At the end of the 13th century Edward I invaded Wales determined that the locals would submit to his divine right to rule. He achieved this with stone building a mighty ‘iron ring’ of fortresses with which he encircled the rebellious Welsh princes in their Snowdonian stronghold. This iron ring consisted of Harlech, in the south, and Caernarfon, Colwyn, and a little later, Beaumaris in the north and east.
Edward’s Iron Ring
A quick look at the map hints at why these castles were built where they were. Whilst Edward’s grasp of the Welsh interior was tenuous he had total mastery of the seas and could resupply his garrisons holed-up within their redoubts should they be subjected to a siege. However, Edward’s architects appear to have made a miscalculation in their sighting of Harlech Castle whose walls stand ½ mile from Cardigan Bay.
This is where you need a certain amount of imagination as back when the castle was built the sand dunes that occupy the fortresses western flank were covered by marsh land which flooded completely at high tide.
The map below made in 1610 by the cartographer John Speed shows just how far the sea has retreated in the last 800 years.

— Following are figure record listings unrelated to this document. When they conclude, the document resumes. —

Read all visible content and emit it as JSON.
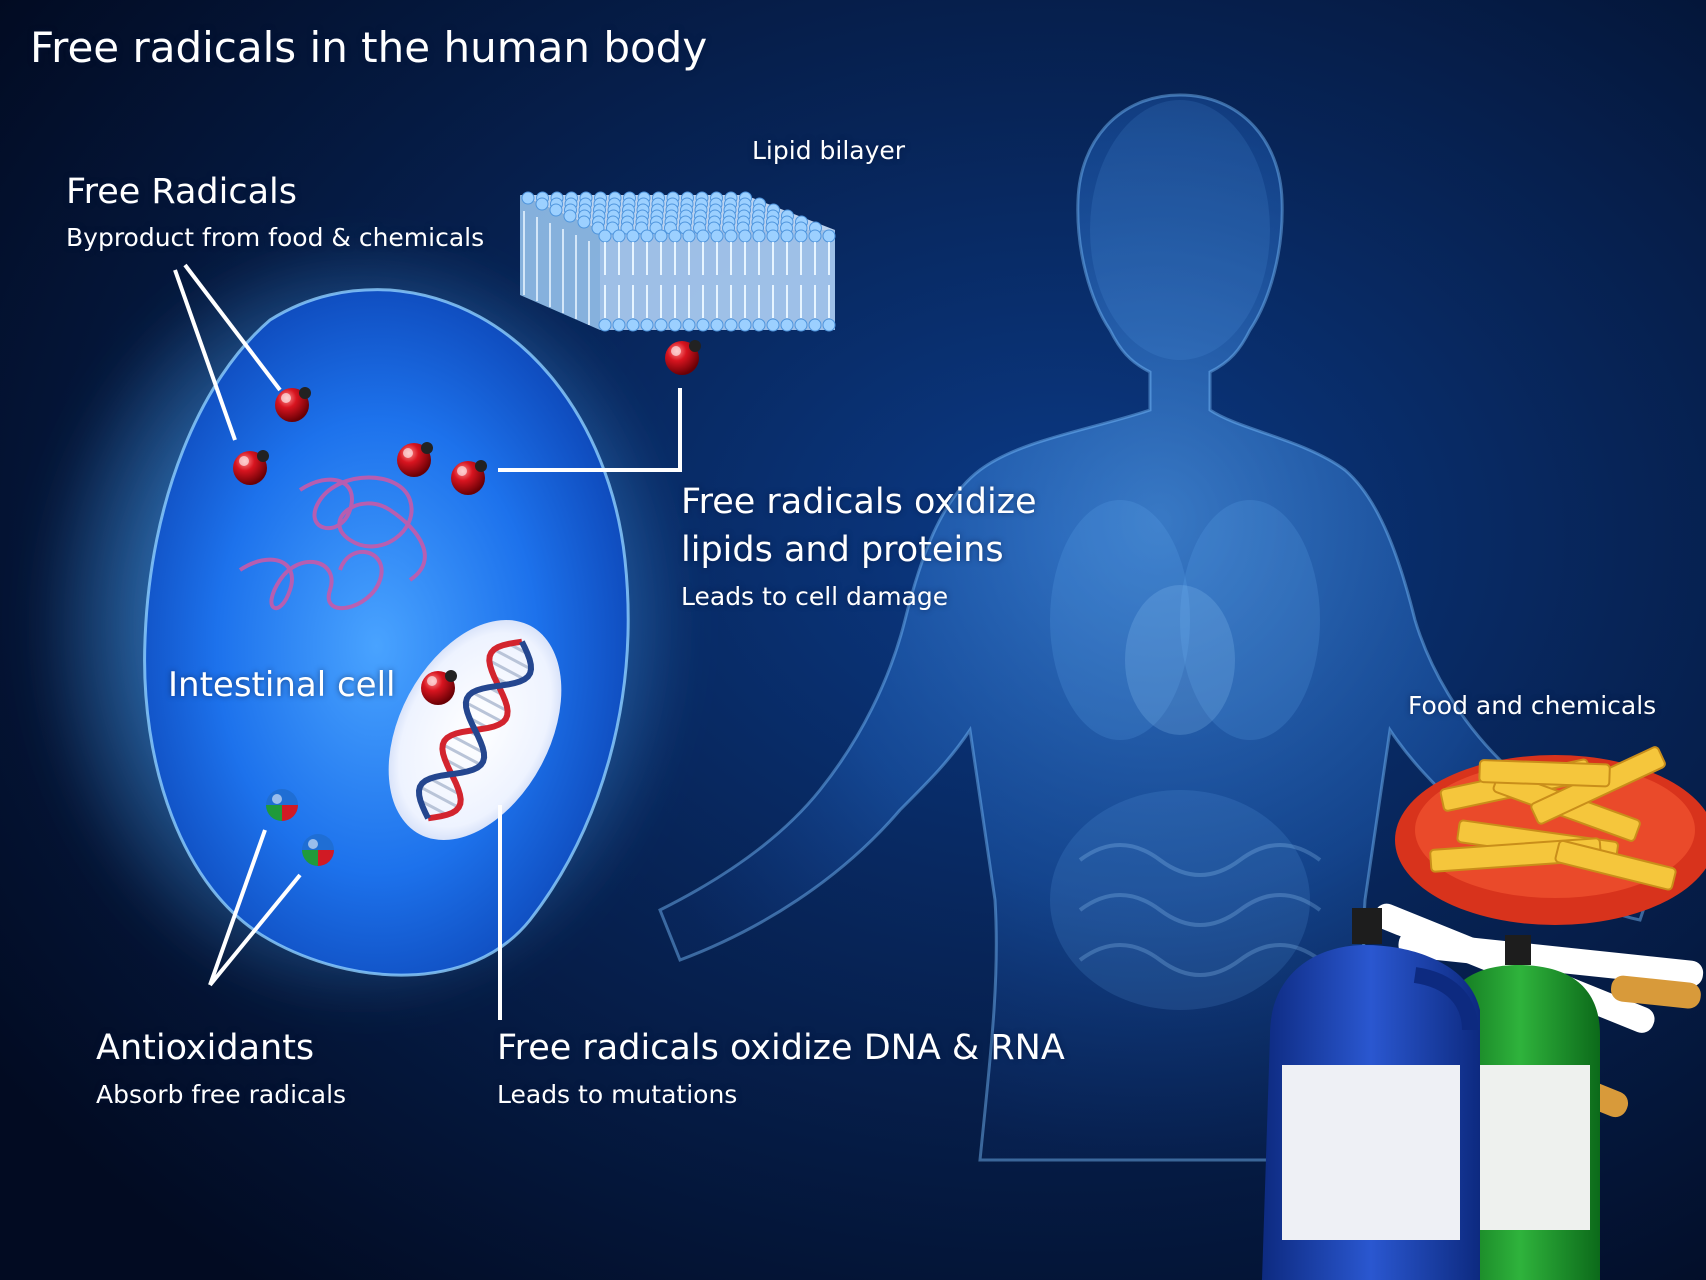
{
  "title": "Free radicals in the human body",
  "labels": {
    "free_radicals_heading": "Free Radicals",
    "free_radicals_sub": "Byproduct from food & chemicals",
    "lipid_bilayer": "Lipid bilayer",
    "oxidize_lipids_line1": "Free radicals oxidize",
    "oxidize_lipids_line2": "lipids and proteins",
    "oxidize_lipids_sub": "Leads to cell damage",
    "intestinal_cell": "Intestinal cell",
    "food_and_chemicals": "Food and chemicals",
    "antioxidants_heading": "Antioxidants",
    "antioxidants_sub": "Absorb free radicals",
    "oxidize_dna_heading": "Free radicals oxidize DNA & RNA",
    "oxidize_dna_sub": "Leads to mutations"
  },
  "colors": {
    "background": "#04132f",
    "cell": "#1a6fe8",
    "free_radical": "#d11a24",
    "antioxidant_red": "#d11a24",
    "antioxidant_blue": "#1f6ed4",
    "antioxidant_green": "#1f9a3a",
    "body_glow": "#3a8cf0",
    "bottle_blue": "#1a3fa8",
    "bottle_green": "#1f9a2a",
    "plate": "#d8331c",
    "fries": "#f4c53a"
  },
  "icons": {
    "free_radical": "red-sphere-icon",
    "antioxidant": "tricolor-sphere-icon",
    "dna": "double-helix-icon",
    "lipid_bilayer": "membrane-icon",
    "bottles": "detergent-bottle-icon",
    "cigarettes": "cigarette-icon",
    "fries": "fries-plate-icon"
  }
}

Given these facts the castle’s location begins to make sense. Guarded by the sea on one side and by steep slopes on two others there was only one way in: through a heavily fortified landward gate protected by four towers, two iron gates, arrow slits and murder holes. Harlech Castle represents a truly daunting prospect for any potential invader.
Harlech Castle in relation to the sea when it was built
The castle has one more secret. Whilst Harlech’s grey stones look a little drab today things were very different in its heyday as Edward had the entire structure plastered with a white render of lime mortar which was topped off by lime wash. The downside was that to keep the castle bright and white the whole thing would have needed to be re-coated every year. Painting Trem Enlli every 3 years takes a lot of time and effort but imagine painting an entire castle. What would be the point?
Harlech Castle as it may have looked in its pomp
This castle was making a point and sending out a message. This fortress was no shrinking lily it was standing out. A British display of English power. A demonstration of English might, or to put it another way, the 13th century version of ‘shock and awe’. Not only a symbol of the conquest of Wales but also a provocation.